Well I don’t have any trash in my car. So their!
Humor :-)
Next Febuary, go to the libary and ask for some books on the effect average tempature conditions have on infastructure. You can also find books on the terrist threat and what to do about it.
But I think we can all agree that it’s NOT pronounced Jag-wire. I watch a lot of football during football season, and if I have the misfortune of having a Jaguars game on, I want to stick nails in my ears because most of the announcers say “Jag-wire”. It’s like an infectious verbal disease.
I’ve actually never heard anyone say jag-wire, that’s punishable, but then I’ve always been in a city large enough to have a significant Hispanic population, so when in doubt I just tap one of my Spanish speaking buddies on the shoulder and ask.
Same. Manhattan (NYC) is easily visible from my apartment. I’ve only ever heard people on TV pronounce it stupidly.
In Spanish, it’s ha-gwar. In American, it’s jag-warr. In English, its jag-you-are.

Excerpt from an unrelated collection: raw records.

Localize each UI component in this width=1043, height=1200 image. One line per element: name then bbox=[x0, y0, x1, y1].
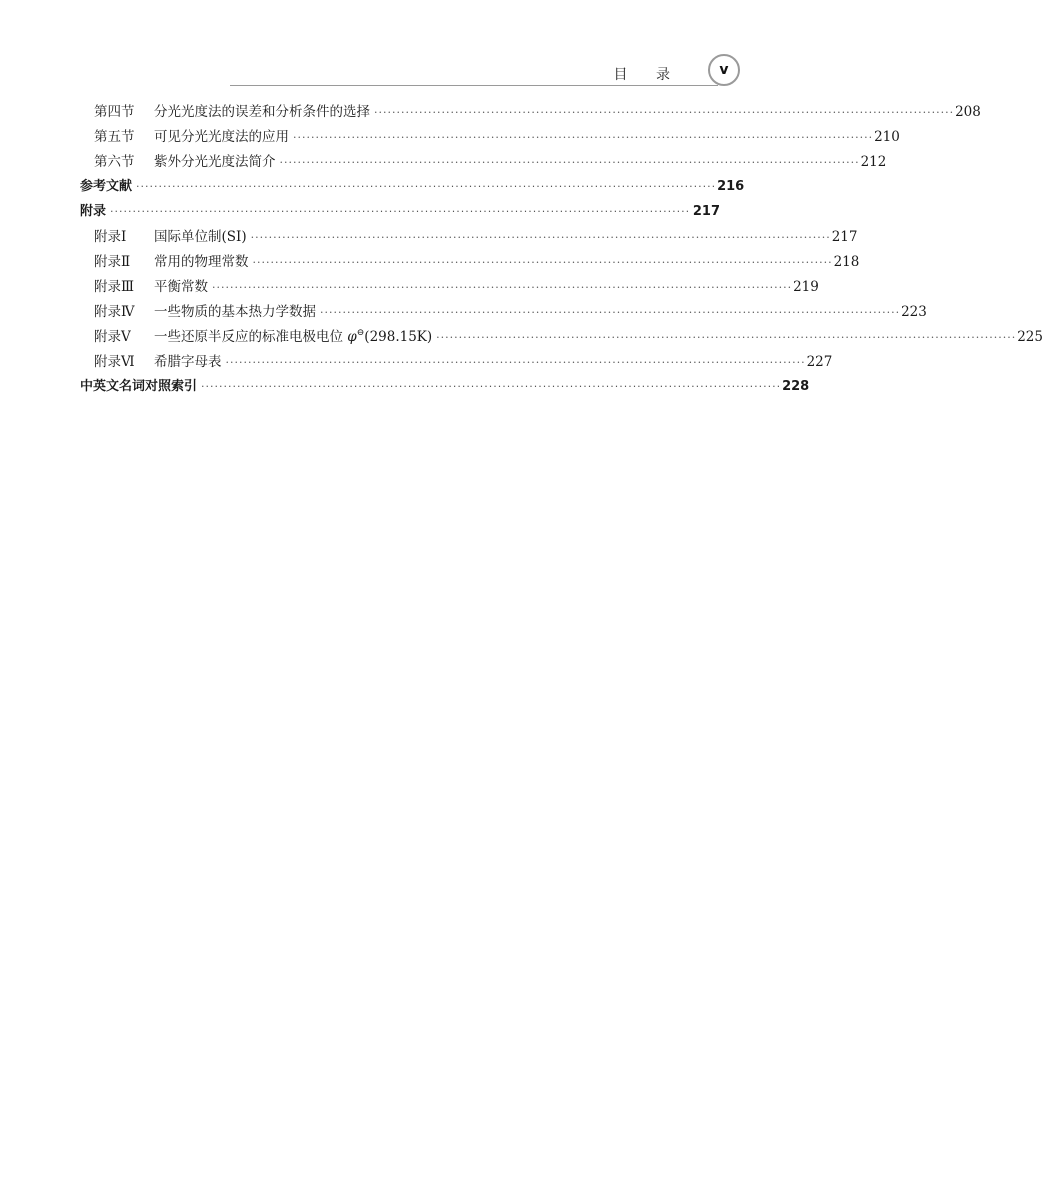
table-of-contents bbox=[80, 100, 1043, 400]
entry-label: 第六节 bbox=[94, 154, 135, 170]
dot-leader: ································································································································· bbox=[201, 380, 782, 393]
dot-leader: ································································································································· bbox=[212, 281, 793, 294]
dot-leader: ································································································································· bbox=[436, 331, 1017, 344]
running-head-title: 目 录 bbox=[613, 67, 682, 83]
entry-title bbox=[154, 325, 432, 345]
toc-entry[interactable] bbox=[80, 275, 819, 300]
toc-entry[interactable] bbox=[80, 100, 981, 125]
entry-label: 附录Ⅰ bbox=[94, 229, 127, 245]
entry-title: 中英文名词对照索引 bbox=[80, 379, 198, 394]
entry-title: 国际单位制(SI) bbox=[154, 229, 247, 245]
page-number-badge: v bbox=[708, 54, 740, 86]
entry-page-number: 219 bbox=[793, 279, 819, 295]
entry-title: 参考文献 bbox=[80, 179, 133, 194]
entry-title: 可见分光光度法的应用 bbox=[154, 129, 289, 145]
entry-page-number: 227 bbox=[806, 354, 833, 370]
dot-leader: ································································································································· bbox=[110, 205, 691, 218]
entry-page-number: 228 bbox=[782, 379, 810, 394]
entry-title: 希腊字母表 bbox=[154, 354, 222, 370]
entry-title: 一些物质的基本热力学数据 bbox=[154, 304, 316, 320]
toc-entry[interactable] bbox=[80, 325, 1043, 350]
header-rule bbox=[230, 85, 718, 86]
entry-page-number: 210 bbox=[874, 129, 900, 145]
toc-entry[interactable] bbox=[80, 150, 887, 175]
page-header bbox=[80, 52, 740, 92]
dot-leader: ································································································································· bbox=[320, 306, 901, 319]
entry-page-number: 212 bbox=[860, 154, 887, 170]
toc-entry-appendix[interactable] bbox=[80, 200, 720, 225]
entry-label: 附录Ⅴ bbox=[94, 329, 131, 345]
entry-page-number: 218 bbox=[833, 254, 860, 270]
dot-leader: ································································································································· bbox=[279, 156, 860, 169]
entry-page-number: 217 bbox=[831, 229, 858, 245]
entry-title-text: 一些还原半反应的标准电极电位 bbox=[154, 329, 343, 345]
entry-title: 平衡常数 bbox=[154, 279, 208, 295]
toc-entry[interactable] bbox=[80, 225, 858, 250]
toc-entry[interactable] bbox=[80, 125, 900, 150]
dot-leader: ································································································································· bbox=[374, 106, 955, 119]
entry-label: 第四节 bbox=[94, 104, 135, 120]
entry-page-number: 216 bbox=[717, 179, 745, 194]
dot-leader: ································································································································· bbox=[225, 356, 806, 369]
entry-page-number: 225 bbox=[1017, 329, 1043, 345]
toc-entry[interactable] bbox=[80, 350, 833, 375]
entry-title: 附录 bbox=[80, 204, 107, 219]
toc-entry-index[interactable] bbox=[80, 375, 810, 400]
entry-title: 常用的物理常数 bbox=[154, 254, 249, 270]
entry-label: 第五节 bbox=[94, 129, 135, 145]
entry-label: 附录Ⅵ bbox=[94, 354, 135, 370]
entry-label: 附录Ⅲ bbox=[94, 279, 135, 295]
entry-title-suffix: (298.15K) bbox=[364, 329, 433, 345]
dot-leader: ································································································································· bbox=[293, 131, 874, 144]
entry-label: 附录Ⅳ bbox=[94, 304, 135, 320]
standard-state-superscript: ⊖ bbox=[356, 328, 365, 338]
entry-page-number: 217 bbox=[692, 204, 720, 219]
dot-leader: ································································································································· bbox=[252, 256, 833, 269]
dot-leader: ································································································································· bbox=[250, 231, 831, 244]
entry-label: 附录Ⅱ bbox=[94, 254, 131, 270]
entry-page-number: 223 bbox=[901, 304, 927, 320]
phi-symbol: φ bbox=[347, 329, 357, 345]
entry-title: 分光光度法的误差和分析条件的选择 bbox=[154, 104, 370, 120]
toc-entry-references[interactable] bbox=[80, 175, 745, 200]
toc-entry[interactable] bbox=[80, 250, 860, 275]
toc-entry[interactable] bbox=[80, 300, 927, 325]
dot-leader: ································································································································· bbox=[136, 180, 717, 193]
entry-page-number: 208 bbox=[955, 104, 981, 120]
entry-title: 紫外分光光度法简介 bbox=[154, 154, 276, 170]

They’re pretty good with those bikini things too.
Jew-ler-ree for ‘jewelry,’ chimley, they went acrosst the creek…
“Windowshield wipers! Glove department! Oranch juice!”
–Me, ten years old.
Alright real controversy time: why do Brits pronounce the h in herb? I’m just sitting here watching a British cooking show and hearing “hherb” and it’s like nails on a chalkboard.
They just do. The pronunciation of the letter ‘h’ is a linguistic marker. I have noticed that, in general, American pronunciation tends to hew closer to the French (the ‘h’ is silent in herbe), whereas the English pronunciation is strongly influence by other factors, such as the basic iambic pentameter that English words tend to fall into, and the history of how the word entered English in the first place.

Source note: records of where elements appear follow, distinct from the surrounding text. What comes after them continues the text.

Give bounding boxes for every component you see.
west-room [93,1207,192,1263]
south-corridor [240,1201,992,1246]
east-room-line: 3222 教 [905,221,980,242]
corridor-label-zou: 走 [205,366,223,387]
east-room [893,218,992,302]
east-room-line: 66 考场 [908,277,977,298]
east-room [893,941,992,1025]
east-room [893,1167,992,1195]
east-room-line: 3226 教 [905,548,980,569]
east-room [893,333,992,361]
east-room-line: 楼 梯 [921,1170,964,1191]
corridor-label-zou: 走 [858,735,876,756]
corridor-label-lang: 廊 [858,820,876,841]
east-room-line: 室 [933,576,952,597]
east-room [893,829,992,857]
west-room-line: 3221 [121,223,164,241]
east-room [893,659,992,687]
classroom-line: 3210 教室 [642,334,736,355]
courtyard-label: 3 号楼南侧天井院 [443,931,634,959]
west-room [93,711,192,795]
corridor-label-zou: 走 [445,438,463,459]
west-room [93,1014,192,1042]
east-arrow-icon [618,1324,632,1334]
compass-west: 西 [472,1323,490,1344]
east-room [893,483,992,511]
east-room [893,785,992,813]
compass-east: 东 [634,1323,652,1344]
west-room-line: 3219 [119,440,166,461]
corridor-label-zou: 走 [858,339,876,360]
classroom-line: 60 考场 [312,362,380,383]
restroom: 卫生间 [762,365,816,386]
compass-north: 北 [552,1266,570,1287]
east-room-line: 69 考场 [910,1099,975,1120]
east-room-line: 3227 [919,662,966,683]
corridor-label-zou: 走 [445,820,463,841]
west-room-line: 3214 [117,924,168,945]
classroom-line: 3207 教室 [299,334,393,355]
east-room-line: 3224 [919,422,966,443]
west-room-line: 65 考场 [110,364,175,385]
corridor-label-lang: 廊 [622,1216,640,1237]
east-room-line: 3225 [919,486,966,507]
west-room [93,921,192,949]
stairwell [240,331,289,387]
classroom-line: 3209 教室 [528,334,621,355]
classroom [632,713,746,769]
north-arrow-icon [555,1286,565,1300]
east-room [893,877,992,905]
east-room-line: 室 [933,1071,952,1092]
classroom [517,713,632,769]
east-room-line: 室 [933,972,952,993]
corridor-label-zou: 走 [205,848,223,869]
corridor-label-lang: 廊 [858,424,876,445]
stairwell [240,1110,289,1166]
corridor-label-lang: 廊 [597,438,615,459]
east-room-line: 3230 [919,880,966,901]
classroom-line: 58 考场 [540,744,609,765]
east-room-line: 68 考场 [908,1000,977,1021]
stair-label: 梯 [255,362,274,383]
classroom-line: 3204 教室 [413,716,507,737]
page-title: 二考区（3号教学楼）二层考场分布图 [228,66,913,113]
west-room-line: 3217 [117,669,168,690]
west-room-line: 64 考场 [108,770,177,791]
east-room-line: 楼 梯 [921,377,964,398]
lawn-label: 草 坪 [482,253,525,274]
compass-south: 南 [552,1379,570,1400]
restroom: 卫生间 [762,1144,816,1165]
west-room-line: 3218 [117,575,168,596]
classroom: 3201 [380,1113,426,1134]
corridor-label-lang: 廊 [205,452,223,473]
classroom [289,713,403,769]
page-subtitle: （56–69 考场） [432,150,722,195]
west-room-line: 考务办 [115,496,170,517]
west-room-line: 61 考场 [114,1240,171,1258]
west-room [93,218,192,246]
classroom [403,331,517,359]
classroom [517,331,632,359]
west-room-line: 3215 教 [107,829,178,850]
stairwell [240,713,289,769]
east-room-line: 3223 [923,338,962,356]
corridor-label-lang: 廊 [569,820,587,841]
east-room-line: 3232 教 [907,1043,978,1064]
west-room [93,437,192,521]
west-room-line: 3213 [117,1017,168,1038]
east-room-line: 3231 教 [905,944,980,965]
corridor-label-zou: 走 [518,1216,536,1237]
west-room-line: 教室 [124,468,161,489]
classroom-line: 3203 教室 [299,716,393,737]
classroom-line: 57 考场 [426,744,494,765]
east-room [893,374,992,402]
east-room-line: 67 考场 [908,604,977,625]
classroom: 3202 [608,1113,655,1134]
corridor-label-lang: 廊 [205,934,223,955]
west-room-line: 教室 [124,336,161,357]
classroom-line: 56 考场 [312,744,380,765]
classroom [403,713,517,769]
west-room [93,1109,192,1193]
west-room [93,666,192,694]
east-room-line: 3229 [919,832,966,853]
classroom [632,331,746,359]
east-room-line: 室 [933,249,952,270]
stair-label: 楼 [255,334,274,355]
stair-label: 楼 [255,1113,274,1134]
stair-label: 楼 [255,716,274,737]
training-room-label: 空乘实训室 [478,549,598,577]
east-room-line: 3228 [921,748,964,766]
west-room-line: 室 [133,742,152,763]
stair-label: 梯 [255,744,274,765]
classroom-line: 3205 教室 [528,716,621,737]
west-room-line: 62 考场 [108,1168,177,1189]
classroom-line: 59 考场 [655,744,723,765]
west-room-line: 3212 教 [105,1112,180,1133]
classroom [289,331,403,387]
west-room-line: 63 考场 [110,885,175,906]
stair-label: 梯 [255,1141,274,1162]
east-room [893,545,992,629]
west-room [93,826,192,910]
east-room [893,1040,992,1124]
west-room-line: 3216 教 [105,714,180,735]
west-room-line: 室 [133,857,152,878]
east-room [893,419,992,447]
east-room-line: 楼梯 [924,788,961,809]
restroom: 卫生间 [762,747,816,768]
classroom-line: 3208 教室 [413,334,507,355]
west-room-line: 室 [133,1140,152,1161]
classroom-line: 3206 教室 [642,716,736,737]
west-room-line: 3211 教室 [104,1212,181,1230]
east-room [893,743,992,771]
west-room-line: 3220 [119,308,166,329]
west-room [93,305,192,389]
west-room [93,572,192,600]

Not only that, but the pronunciation of ‘h’ used to be one of the shibboleths that distinguished between different social classes. (Take, for example, the dropping of aspirated ‘h’ in Cockney dialect. It took me a bit of research to figure out the correct spelling of the London borough of Hockston, which figured prominently in an episode of Upstairs, Downstairs—the Downton Abbey of its day—since the Cockney characters pronounced it “Oxton” with great conviction.) “An history” and “an hotel” used to be considered proper educated and upper-class English up till fairly recently, despite the fact that Fowler thought it bogus a century ago (but he was weird; he also preferred the simplified spellings of “programme” and “honour,” even though he was the editor of the Oxford English Dictionary).
I spent a year in London many years ago (my ex is British), and even these many years later, “erb” and “bayzil” sound wrong. It’s “herb” and “bazzil”!
ETA: Everyone pronounces the ‘h’ in “Herb,” btw! It’s not that weird a pronunciation.
Do they also say “a hhour” too? I’ll be damned if I restructure the language to the Queen’s English just because a bunch of posh dudes hated The Poors. This is true American-French solidarity. And god I didn’t even touch “fillet.” FILL-et, really?